Paura e sfiducia sono collegate. Non demonizzo la paura, fa parte degli esseri umani. È leggitimo mettersi sulla difensiva come è vergongoso strumentalizzare la paura per metterci gli uni contro gli altri. Chi lo fa compie terrorismo psicologico, magari solo per accaparrarsi voti. Invece la nostra è una società destinata ad essere multirazziale. E il mio è un disco di fratellanza, di amore, un invito a guardarsi negli occhi senza paura.
Quelle che ascoltiamo in “Sud” sono le tue prime canzoni di cui hai firmato i testi. C’è un motivo per cui hai aspettato tanto?
Me lo chiedo anch’io. Forse avevo tropo pudore di non essere all’altezza, come quelli che hanno scritto per me, da De gregori, a Fossati. Io tendo a pensare che ogni cosa abbia il suo tempo. Questo disco mi ha toccato profondametne. Ho scelto io il tema di fondo, dopo aver letto il libro di Pino Aprile “Terroni”, che racconta di quanto il sud Italia da ricchissimo sia stato depredato negli anni. E allora, con Carlo Di Francesco, il produttore, che è anche percussionista, si è partiti proprio dai tamburi per rievocare i suoni del sud del mondo. Ho preso la penna e mi sono sentita ispirata, come succede di solito agli altri. Mi sono messa nei panni delle madri che non vedono tornare i propri figli e ho scritto, anche se invidio a Luca Barbarossa il testo di Luce una canzone bellissima sulla compassione, una delle più commoventi di tutto il disco. Io ho scritto invece ad esempio, Se solo mi guardassi, musicata poi da Fossati, una canzone che prende il punto di vista dei tanti invisibili fratelli stranieri che vivono intorno a noi, ai quali non chiediamo mai nulla delle loro vite e che avrebbero in realtà tanto da raccontarci se solo avessimo voglia di ascoltarli. Il fatto è che noi italiani non sappiamo immedesimarci. La compassione fa parte della nostra cultura cristiana, ma non ne siamo più capaci.
Ci parli del Projecto Axé, da cui provengono i ballerini del tour?

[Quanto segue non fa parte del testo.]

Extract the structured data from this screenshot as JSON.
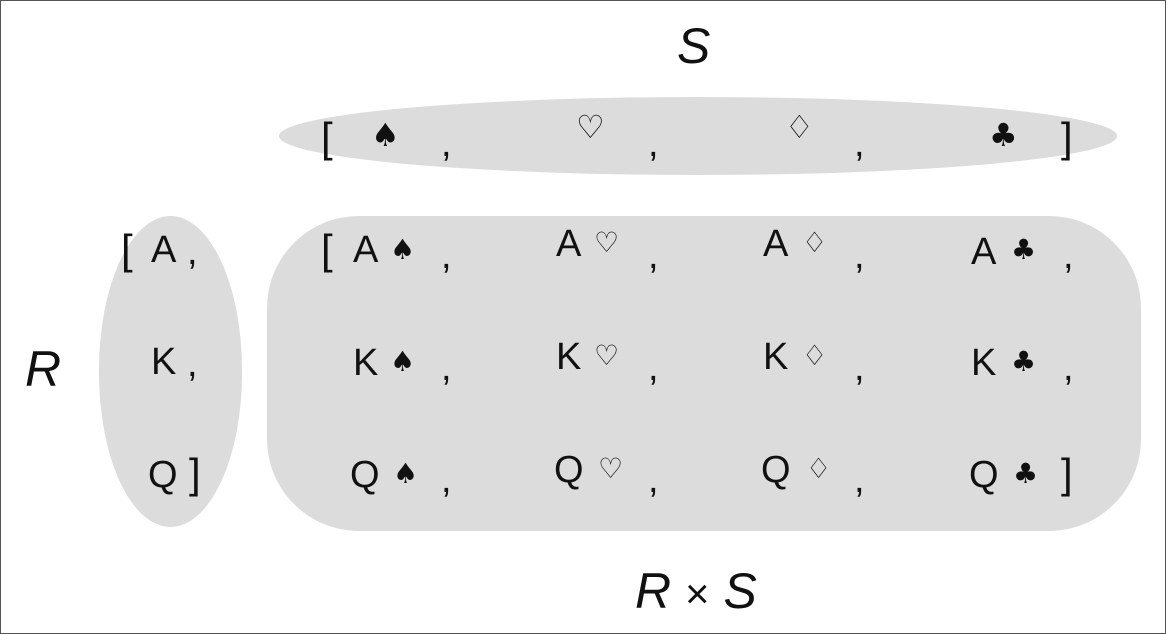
{
  "labels": {
    "s": "S",
    "r": "R",
    "rxs_left": "R",
    "rxs_times": "×",
    "rxs_right": "S"
  },
  "brackets": {
    "open": "[",
    "close": "]",
    "comma": ","
  },
  "set_s": {
    "suits": [
      "♠",
      "♡",
      "♢",
      "♣"
    ]
  },
  "set_r": {
    "ranks": [
      "A",
      "K",
      "Q"
    ]
  },
  "product": {
    "rows": [
      [
        "A♠",
        "A♡",
        "A♢",
        "A♣"
      ],
      [
        "K♠",
        "K♡",
        "K♢",
        "K♣"
      ],
      [
        "Q♠",
        "Q♡",
        "Q♢",
        "Q♣"
      ]
    ],
    "cells": [
      [
        {
          "rank": "A",
          "suit": "♠"
        },
        {
          "rank": "A",
          "suit": "♡"
        },
        {
          "rank": "A",
          "suit": "♢"
        },
        {
          "rank": "A",
          "suit": "♣"
        }
      ],
      [
        {
          "rank": "K",
          "suit": "♠"
        },
        {
          "rank": "K",
          "suit": "♡"
        },
        {
          "rank": "K",
          "suit": "♢"
        },
        {
          "rank": "K",
          "suit": "♣"
        }
      ],
      [
        {
          "rank": "Q",
          "suit": "♠"
        },
        {
          "rank": "Q",
          "suit": "♡"
        },
        {
          "rank": "Q",
          "suit": "♢"
        },
        {
          "rank": "Q",
          "suit": "♣"
        }
      ]
    ]
  },
  "colors": {
    "blob_fill": "#dcdcdc",
    "text": "#111111",
    "frame": "#555555"
  }
}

Conoscevo questo progetto già da qualche anno, ma non avevo mai avuto l’opportunità di collaborarci. Si tratta di un’organizzazione non-profit nata nel 1990 in Brasile ad opera dall’italiano Cesare de Florio La Rocca, che ha vissuto lì per quasi 50 anni, con l’obiettivo di recuperare bambini e ragazzi di strada, che vivono in situazioni di miseria e degrado, e sono esclusi dalla famiglia e dalla società. Il recupero avviene attraverso il sogno dell’arte, della danza, della musica della recitazione, delle arti classiche. Tutto quello che questi ragazzi sognano ma che non riescono a realizzare per le ingiustizie sociali. Con il tour non solo abbiamo portato in Italia questo gruppo di professionisti che sono diventati a loro volta educatori, ma li facciamo incontrare con altri educatori di centri analoghi nelle nostre città, come don Luigi Merola a Napoli. A Roma ci siamo gemellati con la casa famiglia Piccoli Passi di Acilia; inoltre, al concerto sono invitate delegazioni delle associazioni che si occupano di integrazione.
Un tour nei Palasport per presentare un album molto poetico e denso di contenuti, ma che atmosfera si crea?
Per questa prima parte del tour, con la band di 12 musicisti, più me, più i ballerini brasiliani, eravamo troppi per i teatri, dove andremo nelle prossime date. Così abbiamo scelto otto Palasport in altrettante città per un concerto dove si crea anche intimità e che certo nei teatri creerà maggiore raccoglimento, ma dove principalmente si scatena tanta energia e la gente fa fatica a rimanere seduta.